In a letter sent to GM’s CEO Mary Barra, the investor signatories together stressed the urgent need to avoid the significant regulatory uncertainty and litigation delay that would result from President Trump’s proposed rollback of federal clean vehicle standards, as well as the importance of reducing emissions in the near-term from the transportation sector—the largest source of greenhouse gas emissions in the US.
The investors said that the agreement between the states and automakers provides the best available opportunity to address those needs while also positioning the company for competitive success in a global marketplace that is pivoting to cleaner vehicles.
We urge you to join this compromise agreement which is consistent with GM’s call for a national solution, continuously improving fuel economy, and its stated goal of moving toward zero emissions.—Investor signatories in their letter
Despite GM’s public statements, the company has successfully lobbied the Trump administration, both individually and through its trade organization, to roll back the US. Corporate Average Fuel Economy (CAFE) and greenhouse gas (GHG) vehicle standards. However, in June of this year, after significant investor engagement, the company joined 16 other automakers to write a letter to the President that, citing the need to avoid regulatory uncertainty, expressed approval for a rule supported by California that is stricter than the standards proposed by the Trump Administration—and that helps promote electric vehicles. The compromise agreement provides these elements.
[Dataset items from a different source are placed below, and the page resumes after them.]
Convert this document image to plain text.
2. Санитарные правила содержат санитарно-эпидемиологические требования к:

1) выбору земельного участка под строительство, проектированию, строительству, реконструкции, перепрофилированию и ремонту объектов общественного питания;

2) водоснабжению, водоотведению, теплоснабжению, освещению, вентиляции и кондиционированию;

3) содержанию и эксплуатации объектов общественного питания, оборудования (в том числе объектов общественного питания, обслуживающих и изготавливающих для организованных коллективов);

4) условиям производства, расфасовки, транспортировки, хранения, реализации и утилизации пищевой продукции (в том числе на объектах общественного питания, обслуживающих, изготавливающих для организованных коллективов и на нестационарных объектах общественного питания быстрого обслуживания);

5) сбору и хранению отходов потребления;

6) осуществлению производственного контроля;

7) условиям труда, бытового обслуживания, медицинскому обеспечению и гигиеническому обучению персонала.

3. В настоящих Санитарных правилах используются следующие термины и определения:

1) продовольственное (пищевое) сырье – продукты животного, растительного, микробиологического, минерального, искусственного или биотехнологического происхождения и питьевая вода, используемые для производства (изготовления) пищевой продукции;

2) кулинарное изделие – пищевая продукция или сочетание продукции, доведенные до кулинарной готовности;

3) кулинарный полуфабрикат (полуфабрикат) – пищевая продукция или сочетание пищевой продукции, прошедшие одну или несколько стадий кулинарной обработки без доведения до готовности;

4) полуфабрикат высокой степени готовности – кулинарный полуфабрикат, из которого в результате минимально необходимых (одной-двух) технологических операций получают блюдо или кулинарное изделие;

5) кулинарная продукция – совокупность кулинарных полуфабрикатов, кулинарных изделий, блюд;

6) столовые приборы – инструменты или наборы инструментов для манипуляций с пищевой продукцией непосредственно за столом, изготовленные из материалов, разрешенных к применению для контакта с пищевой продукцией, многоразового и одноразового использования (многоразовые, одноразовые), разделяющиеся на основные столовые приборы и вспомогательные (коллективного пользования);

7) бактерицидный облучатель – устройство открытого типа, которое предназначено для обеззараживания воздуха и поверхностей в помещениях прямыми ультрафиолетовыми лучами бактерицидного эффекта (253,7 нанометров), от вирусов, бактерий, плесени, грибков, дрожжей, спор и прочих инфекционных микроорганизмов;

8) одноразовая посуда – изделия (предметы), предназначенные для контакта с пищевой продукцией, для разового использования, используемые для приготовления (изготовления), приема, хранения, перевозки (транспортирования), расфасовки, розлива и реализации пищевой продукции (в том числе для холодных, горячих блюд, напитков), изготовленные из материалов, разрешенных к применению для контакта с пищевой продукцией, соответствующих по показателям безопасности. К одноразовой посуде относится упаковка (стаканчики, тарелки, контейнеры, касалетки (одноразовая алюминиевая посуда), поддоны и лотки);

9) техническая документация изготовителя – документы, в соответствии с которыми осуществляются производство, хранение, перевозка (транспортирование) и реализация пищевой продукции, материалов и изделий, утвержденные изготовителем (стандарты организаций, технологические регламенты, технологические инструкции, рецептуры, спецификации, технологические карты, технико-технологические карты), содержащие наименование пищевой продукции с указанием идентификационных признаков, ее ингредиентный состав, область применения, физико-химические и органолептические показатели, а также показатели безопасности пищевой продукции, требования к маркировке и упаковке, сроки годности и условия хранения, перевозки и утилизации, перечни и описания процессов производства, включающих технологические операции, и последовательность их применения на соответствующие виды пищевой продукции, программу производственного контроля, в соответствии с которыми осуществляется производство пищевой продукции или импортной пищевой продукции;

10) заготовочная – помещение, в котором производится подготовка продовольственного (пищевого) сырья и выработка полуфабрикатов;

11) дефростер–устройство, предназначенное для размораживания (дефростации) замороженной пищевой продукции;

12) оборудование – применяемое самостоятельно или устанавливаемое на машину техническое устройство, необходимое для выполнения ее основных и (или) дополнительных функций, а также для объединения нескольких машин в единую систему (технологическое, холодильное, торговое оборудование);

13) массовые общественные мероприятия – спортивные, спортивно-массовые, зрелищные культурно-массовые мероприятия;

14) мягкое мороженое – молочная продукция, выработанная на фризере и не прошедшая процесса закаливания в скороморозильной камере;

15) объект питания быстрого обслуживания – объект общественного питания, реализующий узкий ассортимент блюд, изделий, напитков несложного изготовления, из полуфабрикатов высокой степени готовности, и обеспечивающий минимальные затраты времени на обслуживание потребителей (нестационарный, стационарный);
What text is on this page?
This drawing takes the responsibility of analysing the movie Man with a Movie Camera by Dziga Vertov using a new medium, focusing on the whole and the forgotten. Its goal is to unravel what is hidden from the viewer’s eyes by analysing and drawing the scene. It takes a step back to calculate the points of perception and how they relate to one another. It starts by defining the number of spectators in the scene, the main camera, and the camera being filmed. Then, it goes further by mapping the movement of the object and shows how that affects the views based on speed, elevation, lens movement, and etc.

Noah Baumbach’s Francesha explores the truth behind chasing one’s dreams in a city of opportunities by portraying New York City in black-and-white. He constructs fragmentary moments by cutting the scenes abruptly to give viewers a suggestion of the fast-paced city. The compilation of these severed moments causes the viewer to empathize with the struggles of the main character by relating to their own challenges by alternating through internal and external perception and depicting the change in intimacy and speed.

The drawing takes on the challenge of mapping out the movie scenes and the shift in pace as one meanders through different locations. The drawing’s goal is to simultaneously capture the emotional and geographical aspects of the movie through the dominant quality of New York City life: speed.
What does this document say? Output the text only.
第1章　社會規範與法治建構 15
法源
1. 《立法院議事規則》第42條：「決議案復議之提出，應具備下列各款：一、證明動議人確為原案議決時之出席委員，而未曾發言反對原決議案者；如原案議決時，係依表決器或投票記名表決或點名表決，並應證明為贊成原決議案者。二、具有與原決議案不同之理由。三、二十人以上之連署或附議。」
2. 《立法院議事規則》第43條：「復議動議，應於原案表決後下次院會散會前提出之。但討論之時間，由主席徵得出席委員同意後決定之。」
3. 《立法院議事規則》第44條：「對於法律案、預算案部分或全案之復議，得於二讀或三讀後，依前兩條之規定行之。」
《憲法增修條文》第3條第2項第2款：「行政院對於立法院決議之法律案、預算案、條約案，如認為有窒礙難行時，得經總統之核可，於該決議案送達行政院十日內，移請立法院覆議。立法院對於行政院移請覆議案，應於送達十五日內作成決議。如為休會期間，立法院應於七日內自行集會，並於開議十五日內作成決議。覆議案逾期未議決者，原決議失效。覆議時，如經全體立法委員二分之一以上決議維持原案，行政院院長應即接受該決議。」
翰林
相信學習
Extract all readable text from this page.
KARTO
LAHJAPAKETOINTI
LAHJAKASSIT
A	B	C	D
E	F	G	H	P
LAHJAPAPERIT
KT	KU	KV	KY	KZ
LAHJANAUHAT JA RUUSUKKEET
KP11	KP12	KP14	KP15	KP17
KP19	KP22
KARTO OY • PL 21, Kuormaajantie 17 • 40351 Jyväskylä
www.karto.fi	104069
In July, however, GM failed to join Ford, BMW, Honda, and Volkswagen as they reached a compromise agreement with California—supported by 13 states that have adopted California’s standards—that set standards that were not as stringent as the current standards adopted by the Obama administration and the California standards, but still more aggressive than the weaker standards proposed by President Trump. These companies cited the regulatory chaos Trump’s rollback would cause, as states that have adopted California’s standards represent about 37% of the US market, as well as the business case for investing in cleaner vehicles.